At this point, the United Nations could hardly surprise me much, but the Girl Scouts continue to greatly disappoint. About a decade ago, I wrote a piece for National Review called “The Cookie Crumbles” about things that might surprise moms and dads helping their daughters work on Brownie badges. While the Boy Scouts have been under attack by politically correct watchdogs, the Girl Scouts have escaped censure by embracing leftist politics, reproductive permissiveness, and secularism. Their path to doing sex-prep work for the U.N. has been a long slide.

The Girl Scouts aren’t shy about the causes they embrace. A 2008 post-election survey of girls and boys between 13 and 17 initiated by the Girl Scouts’ think tank, the Girl Scout Research Institute, found overwhelming support for President-elect Barack Obama and noted concern for a laundry list of international and domestic issues, including the war in Iraq, the economy, and “the difficulties women face in reaching leadership positions in our country.”

I don’t mind an arm of the Girl Scouts gathering information. But I do mind a group we associate with Tagalongs, tying knots, and basic life skills — in other words, with protecting the innocence of children in an otherwise hyper-sexualized and politically fraught culture — doing exactly the opposite. I mind leftist activists at their national conventions. I mind faux empowerment laced with the persistent whine of victimization.

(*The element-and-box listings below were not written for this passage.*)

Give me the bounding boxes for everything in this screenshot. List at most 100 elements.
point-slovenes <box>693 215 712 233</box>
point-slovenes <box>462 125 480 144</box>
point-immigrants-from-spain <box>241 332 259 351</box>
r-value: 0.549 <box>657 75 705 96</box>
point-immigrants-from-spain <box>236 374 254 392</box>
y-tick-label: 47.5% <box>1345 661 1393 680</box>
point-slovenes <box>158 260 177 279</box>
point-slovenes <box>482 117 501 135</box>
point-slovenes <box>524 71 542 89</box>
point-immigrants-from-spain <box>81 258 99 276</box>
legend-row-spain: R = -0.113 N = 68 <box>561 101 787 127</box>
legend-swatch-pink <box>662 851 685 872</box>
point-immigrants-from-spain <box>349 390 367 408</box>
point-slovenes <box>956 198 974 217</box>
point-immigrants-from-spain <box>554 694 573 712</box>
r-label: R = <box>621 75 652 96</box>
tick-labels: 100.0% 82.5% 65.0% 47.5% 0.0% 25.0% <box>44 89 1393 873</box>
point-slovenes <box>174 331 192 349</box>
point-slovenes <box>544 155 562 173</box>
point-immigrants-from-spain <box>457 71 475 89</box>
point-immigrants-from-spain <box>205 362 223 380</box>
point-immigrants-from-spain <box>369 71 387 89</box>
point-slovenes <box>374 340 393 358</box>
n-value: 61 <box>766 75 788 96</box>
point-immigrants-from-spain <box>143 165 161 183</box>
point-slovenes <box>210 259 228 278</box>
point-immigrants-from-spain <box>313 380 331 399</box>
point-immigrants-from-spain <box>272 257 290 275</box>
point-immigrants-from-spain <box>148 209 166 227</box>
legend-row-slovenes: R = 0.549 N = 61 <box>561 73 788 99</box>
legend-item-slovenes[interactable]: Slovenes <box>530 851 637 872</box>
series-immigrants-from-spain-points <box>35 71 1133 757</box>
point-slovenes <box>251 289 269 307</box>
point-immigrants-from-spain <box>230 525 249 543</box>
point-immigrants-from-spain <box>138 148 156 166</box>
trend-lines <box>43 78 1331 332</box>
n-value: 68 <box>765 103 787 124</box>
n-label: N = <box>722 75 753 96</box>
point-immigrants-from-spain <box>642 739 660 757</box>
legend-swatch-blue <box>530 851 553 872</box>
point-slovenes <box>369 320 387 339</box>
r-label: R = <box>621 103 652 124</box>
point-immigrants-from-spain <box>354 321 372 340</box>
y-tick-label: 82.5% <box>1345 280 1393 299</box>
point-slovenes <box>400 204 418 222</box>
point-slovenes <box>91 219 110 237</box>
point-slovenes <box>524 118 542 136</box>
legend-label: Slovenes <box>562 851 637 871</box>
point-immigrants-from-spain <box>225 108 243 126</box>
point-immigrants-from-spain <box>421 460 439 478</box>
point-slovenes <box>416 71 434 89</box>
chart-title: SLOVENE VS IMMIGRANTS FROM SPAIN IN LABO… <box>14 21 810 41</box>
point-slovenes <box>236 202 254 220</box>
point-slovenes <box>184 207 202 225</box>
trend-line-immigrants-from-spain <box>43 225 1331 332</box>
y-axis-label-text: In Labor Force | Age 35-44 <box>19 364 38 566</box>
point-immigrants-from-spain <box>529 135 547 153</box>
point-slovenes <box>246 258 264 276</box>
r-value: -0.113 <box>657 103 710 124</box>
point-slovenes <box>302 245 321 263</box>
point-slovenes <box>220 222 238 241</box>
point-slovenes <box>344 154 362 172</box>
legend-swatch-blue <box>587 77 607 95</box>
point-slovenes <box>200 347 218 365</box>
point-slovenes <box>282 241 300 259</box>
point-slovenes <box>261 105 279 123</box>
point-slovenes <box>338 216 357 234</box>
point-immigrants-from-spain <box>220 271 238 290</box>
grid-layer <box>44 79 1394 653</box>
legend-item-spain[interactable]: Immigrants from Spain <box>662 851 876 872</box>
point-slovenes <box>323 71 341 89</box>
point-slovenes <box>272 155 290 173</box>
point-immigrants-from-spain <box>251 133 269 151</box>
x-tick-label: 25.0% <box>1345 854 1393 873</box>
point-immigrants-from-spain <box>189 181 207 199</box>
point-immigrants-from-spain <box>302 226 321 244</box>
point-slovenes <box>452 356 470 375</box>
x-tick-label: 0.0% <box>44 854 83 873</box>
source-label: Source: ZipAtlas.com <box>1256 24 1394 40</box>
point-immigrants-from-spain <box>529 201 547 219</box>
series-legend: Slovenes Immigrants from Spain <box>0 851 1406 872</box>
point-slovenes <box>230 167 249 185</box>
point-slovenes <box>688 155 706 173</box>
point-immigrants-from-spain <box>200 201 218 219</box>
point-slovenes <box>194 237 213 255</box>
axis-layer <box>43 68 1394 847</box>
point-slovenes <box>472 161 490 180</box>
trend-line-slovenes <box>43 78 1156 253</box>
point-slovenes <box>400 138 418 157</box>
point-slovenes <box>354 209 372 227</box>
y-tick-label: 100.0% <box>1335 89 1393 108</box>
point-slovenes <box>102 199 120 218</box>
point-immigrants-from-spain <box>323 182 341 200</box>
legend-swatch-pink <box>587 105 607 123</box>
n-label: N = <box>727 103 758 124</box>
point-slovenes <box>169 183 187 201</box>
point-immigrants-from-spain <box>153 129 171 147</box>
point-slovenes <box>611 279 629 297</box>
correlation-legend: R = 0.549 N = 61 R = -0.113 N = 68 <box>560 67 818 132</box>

Your local Girl Scout troop may be run by traditional God-fearing women who want nothing to do with radical Planned Parenthood seminars, but you should know what’s going on at the top. And if you are looking for alternatives, they’re out there. In recent years I’ve encountered the American Heritage Girls, established by a Cincinnati-based former Girl Scout troop leader, which seeks to “build women of integrity through service to God, family, community and country.” And in a country known for entrepreneurship, I have no doubt that a few sensible moms could start their own skill-building groups far away from the likes of the United Nations and Planned Parenthood, groups that would to allow girls to just be girls.